A chief customer officer (CCO) is the executive responsible in customer-centric companies for the total relationship with an organization’s customers. This position is relatively new addition in the CxO hallway, and was developed to provide a single vision across all methods of customer contact. The CCO is often responsible for influencing corporate activities of customer relations in the call centre, sales, marketing, user interface, finance (billing), fulfillment and post-sale support. The CCO typically reports to the chief executive officer, and is potentially a member of the board of directors.

Chief Customer Officers may be known by many titles; however, according to the Customer Officer Council', the CCO is properly defined as "an executive who provides the comprehensive and authoritative view of the customer and creates corporate and customer strategy at the highest levels of the company to maximize customer acquisition, retention, and profitability."

Today's customer requires access in many forms of media to meet their preferences and lifestyle, such as traditional voice agent, outsourced/offshored voice agent, automated voice (interactive voice response or IVR), Email, traditional mail, web chat, web collaboration, web co-browse, text, point of presence (PoP) such as sales register or kiosk, faxes, etc.

A consistent customer experience across all methods of access is required by customers, who often choose to change vendors if they do not get the support they require to meet their expectations. Consistency and accessibility of the customer experience have become an essential component to winning competition for customers as companies realize the financial benefit of customer satisfaction as its proportionate relationship to loyalty and profitability.

The Chief Customer Officer Council has documented that there are approximately 450 executives worldwide with the CCO title or having comparable authority and responsibilities under a different title. While growing steadily from fewer than 30 in 2003, CCOs are the newest, and by far the smallest, component of the C-suite. With an average tenure of just 29 months, the chief customer officer has the shortest lifespan among all C-suite executives, according to research conducted in 2010 by the Chief Customer Officer Council.

Because the CCO role is still so new, there is as yet no executive MBA program or even a Harvard Business Review treatise about becoming a CCO. Jeanne Bliss, who was the Chief Customer Officer for Lands' End, Microsoft, Mazda, Coldwell Banker and Allstate Corporations has written a book called "Chief Customer Officer" that she wrote as a field guide, based on her twenty five years' experience in the role.
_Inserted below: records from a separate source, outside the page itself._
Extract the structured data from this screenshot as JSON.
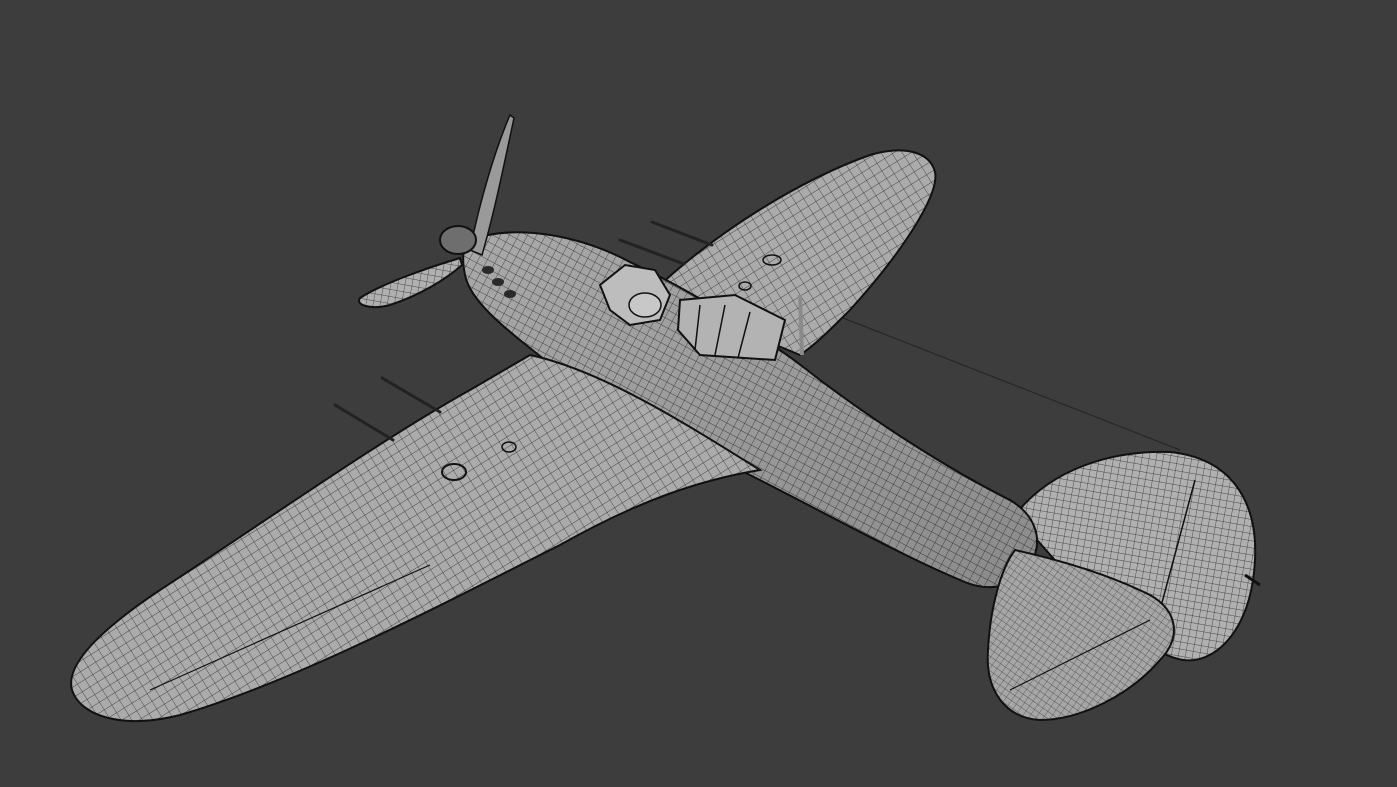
{
  "viewport": {
    "background_color": "#3d3d3d",
    "shading_mode": "wireframe-on-shaded",
    "object": "aircraft-model",
    "surface_color": "#a8a8a8",
    "wire_color": "#1e1e1e"
  }
}
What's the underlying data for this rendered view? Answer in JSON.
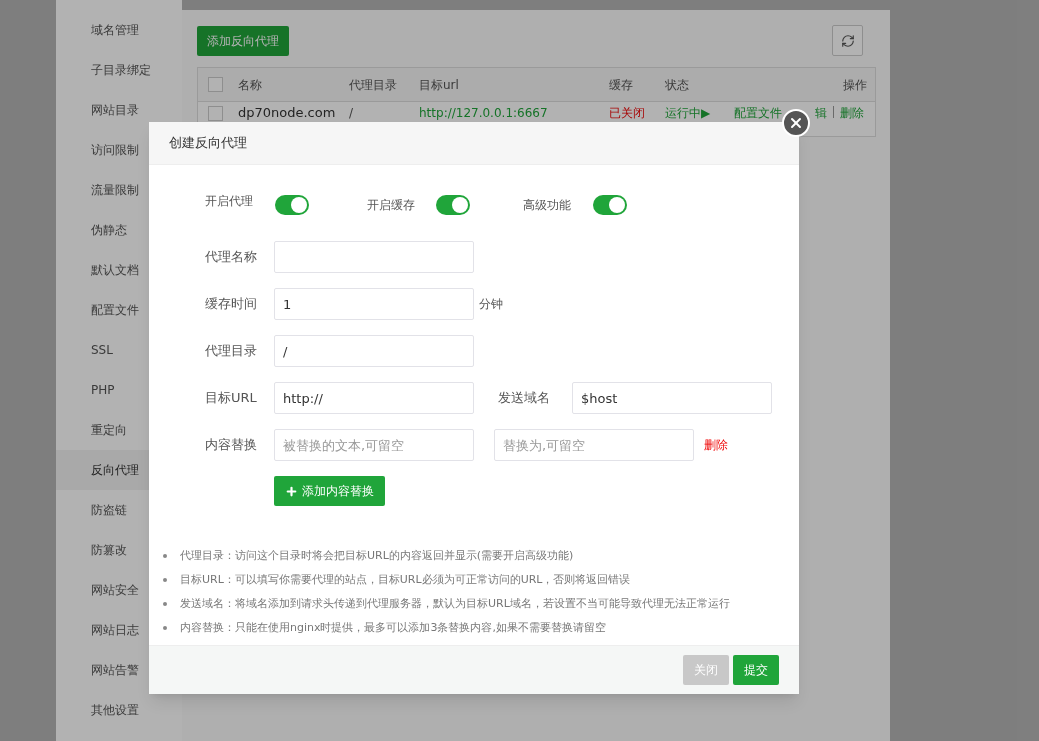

Over 50% of all new CCO's read this book.

The role, however, requires more education, understanding and awareness of its benefits and challenges among the C-suite, throughout the business and with customers. The CCO Council find that a number of CCOs still have to explain what their role is when they hand over their business card to customers.
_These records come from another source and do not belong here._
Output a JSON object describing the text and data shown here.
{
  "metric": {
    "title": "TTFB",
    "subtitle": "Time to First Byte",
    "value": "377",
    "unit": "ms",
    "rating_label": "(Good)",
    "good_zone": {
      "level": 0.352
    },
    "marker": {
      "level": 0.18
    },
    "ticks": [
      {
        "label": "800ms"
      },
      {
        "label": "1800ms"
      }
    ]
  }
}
While not a requirement that the CCO be a board-level position, to be effective, the Chief Customer Officer Council advises that the CCO must be one of the senior-most executives of the company. Chief Customer Officers typically report directly to the CEO, although there are some exceptions.

A 2009 study of over 860 corporate executives revealed that companies that had increased their investment in customer experience management over the previous three years reported higher customer referral rates and customer satisfaction (Strativity Group, 2009).[1]

References

  1. ↑ Strativity Group (2009), 2009 Global Customer Experience Management Benchmark Study, Strativity Group, Inc.